Hot without cold just blows away
Social change begins hot. It draws its energy from anger, resentment and frustration. Yet, to have a lasting impact, the movements have to become cool. They take the form of bureaucracies, organisations with rules and employees. Protests turn into new laws enforced by courts and judges. Placards turn into new norms.
Culture as the key
The broad social, economic, and technological transformations that we are now in the midst of creating may also acquire the character of a state change. We also see the essential role of education in the formation of society and the development of its culture.

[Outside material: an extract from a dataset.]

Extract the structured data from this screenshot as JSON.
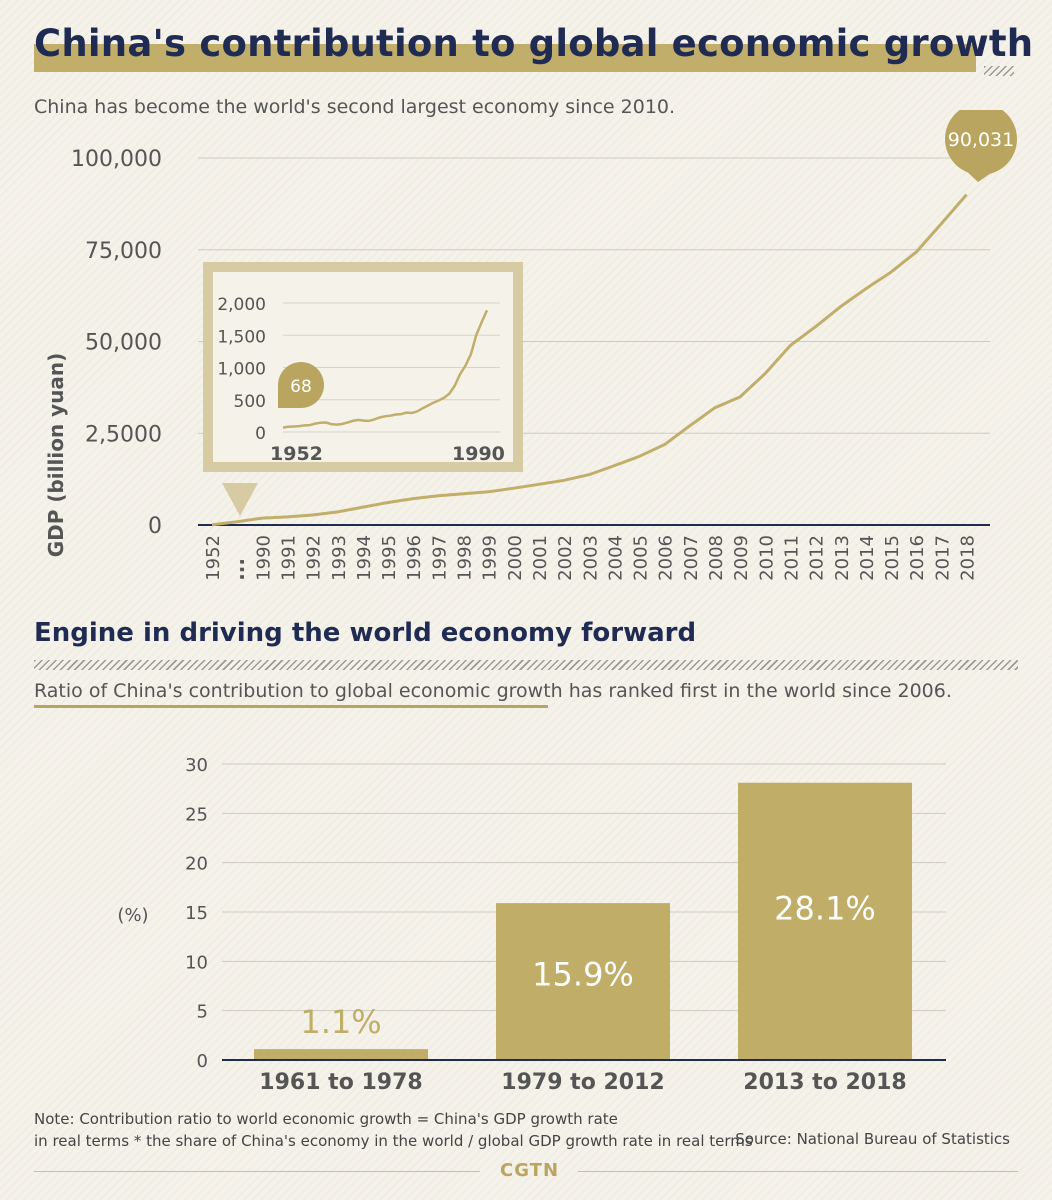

Culture is formed by and emerges from everything that’s occurring, so all the driving forces fuse together to create our ways of living and thinking. Our cities are often described as the cradles of human civilisation and the homes of its culture.
Our job
So our job between now and 2035, other than just continuing to get along, is to move our global system of society-economy-technology-governance-civilisation toward a fuller understanding of, appreciation for, and realisation of what it means to live together and to choose to do so as though it means something important.